By Cape Henlopen, Equation was drawing farther away from the rhumb line and closer and closer to shore. But a tack offshore would take her farther from Newport. It was, says Cotter, "a classic dilemma in sailing; we were wondering what the hell to do." Rough sea and all, an executive meeting was called. The ruling was, "Head in 'til we hit sand." And everybody hunkered down and hoped for a lift—a shift in wind direction that would swing the big boat back.

It came magically out of the dark Sunday night at 9:30 p.m. The wind switched to the east and rather than being jammed inshore, Equation could turn and head for home. A few minutes later two crewmen tentatively and innocently allowed that a record run was shaping up. The others turned on them. "Don't even talk record or you'll jinx it," they yelled.

The good breeze, and silence, carried Equation in. It was 11:18 Monday night when she crossed the line under a flare. And then came the jinx: no sooner had Equation doused her sails than the wind died, leaving Sorcery and the 60-foot Running Tide to wallow across two and four hours later, with all the smaller boats strung out far behind.

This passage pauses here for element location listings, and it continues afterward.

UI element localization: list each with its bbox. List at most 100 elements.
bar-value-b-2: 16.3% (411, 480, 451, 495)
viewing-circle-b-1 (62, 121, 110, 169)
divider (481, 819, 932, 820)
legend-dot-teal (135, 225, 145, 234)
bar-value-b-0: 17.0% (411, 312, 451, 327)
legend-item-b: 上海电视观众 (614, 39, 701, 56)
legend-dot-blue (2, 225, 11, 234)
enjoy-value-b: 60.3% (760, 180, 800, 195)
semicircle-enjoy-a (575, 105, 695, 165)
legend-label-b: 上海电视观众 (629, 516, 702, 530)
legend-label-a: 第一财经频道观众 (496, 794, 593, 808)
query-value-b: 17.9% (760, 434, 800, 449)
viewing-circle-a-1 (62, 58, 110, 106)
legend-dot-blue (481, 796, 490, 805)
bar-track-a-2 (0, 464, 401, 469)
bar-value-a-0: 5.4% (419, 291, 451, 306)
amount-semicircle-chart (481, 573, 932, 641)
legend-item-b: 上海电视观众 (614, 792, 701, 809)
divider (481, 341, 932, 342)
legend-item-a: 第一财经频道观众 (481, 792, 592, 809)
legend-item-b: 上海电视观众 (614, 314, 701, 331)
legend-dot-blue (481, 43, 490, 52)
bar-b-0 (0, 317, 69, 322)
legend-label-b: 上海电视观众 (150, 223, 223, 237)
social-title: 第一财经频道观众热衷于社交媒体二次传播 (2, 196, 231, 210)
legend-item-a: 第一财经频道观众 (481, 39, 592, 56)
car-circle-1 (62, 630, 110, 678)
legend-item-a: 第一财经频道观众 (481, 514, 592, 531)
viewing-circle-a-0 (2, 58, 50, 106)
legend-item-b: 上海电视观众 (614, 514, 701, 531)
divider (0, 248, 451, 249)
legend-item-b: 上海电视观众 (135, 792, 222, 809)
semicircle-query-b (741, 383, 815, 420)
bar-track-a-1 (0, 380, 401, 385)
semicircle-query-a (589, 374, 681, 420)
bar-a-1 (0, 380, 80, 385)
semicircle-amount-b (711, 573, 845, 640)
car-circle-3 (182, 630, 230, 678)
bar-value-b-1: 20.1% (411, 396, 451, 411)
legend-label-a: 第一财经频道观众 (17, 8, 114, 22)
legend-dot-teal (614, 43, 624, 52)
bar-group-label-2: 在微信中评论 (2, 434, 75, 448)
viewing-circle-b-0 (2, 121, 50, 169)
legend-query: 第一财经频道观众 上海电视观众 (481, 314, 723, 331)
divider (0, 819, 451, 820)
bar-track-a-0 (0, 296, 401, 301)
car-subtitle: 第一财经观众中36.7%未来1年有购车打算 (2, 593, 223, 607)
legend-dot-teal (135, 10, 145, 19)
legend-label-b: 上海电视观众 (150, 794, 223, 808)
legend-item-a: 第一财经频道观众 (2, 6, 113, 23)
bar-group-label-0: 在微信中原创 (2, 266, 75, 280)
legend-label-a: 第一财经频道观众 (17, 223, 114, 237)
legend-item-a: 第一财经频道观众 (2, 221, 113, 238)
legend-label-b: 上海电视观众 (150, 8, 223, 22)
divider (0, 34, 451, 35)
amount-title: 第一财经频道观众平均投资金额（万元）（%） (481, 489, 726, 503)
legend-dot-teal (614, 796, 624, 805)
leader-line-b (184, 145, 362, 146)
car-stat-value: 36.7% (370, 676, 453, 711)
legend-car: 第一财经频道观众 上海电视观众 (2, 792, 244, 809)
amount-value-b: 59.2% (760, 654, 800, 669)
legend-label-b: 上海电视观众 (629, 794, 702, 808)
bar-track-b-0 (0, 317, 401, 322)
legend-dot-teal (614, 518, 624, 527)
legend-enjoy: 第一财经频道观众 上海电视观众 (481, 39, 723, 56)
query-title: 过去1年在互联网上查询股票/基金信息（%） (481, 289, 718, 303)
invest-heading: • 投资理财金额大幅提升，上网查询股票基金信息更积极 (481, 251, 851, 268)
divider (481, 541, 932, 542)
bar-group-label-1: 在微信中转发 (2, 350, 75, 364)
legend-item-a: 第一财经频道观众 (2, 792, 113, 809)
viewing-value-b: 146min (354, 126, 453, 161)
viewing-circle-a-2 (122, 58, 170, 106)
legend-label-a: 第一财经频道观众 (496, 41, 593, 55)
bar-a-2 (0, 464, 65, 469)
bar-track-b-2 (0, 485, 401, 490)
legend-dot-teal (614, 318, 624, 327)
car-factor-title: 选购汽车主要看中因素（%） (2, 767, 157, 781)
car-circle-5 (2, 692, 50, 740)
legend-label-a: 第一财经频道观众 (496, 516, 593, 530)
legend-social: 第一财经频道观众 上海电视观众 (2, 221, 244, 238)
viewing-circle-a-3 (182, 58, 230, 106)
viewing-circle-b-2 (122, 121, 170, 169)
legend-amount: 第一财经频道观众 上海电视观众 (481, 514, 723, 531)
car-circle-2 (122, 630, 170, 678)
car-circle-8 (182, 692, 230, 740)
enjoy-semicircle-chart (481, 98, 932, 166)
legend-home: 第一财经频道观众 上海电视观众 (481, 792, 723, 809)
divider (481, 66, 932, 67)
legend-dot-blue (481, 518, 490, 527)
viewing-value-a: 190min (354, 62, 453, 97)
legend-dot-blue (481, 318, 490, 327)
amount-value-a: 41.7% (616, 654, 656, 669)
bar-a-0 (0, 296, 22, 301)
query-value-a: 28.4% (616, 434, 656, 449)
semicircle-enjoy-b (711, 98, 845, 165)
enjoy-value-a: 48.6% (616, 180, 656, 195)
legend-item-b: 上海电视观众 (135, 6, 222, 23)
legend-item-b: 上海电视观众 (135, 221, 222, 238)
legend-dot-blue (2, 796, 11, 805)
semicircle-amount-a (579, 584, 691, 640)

Ashore, there were trophies all around, four for Equation plus a promised silver tray for the navigator. Cotter took it in stride. He calmly finished his luncheon Bloody Mary, leaned back and added things up. By his personal inner computer, the time had come out perfectly, as he knew it would.

TWO PHOTOS

THE BOAT WITH THE CRAZY KEEL hauls for Newport while its navigator, Ed Cotter, is surrounded by the latest electronic gear as he charts Equation's victory.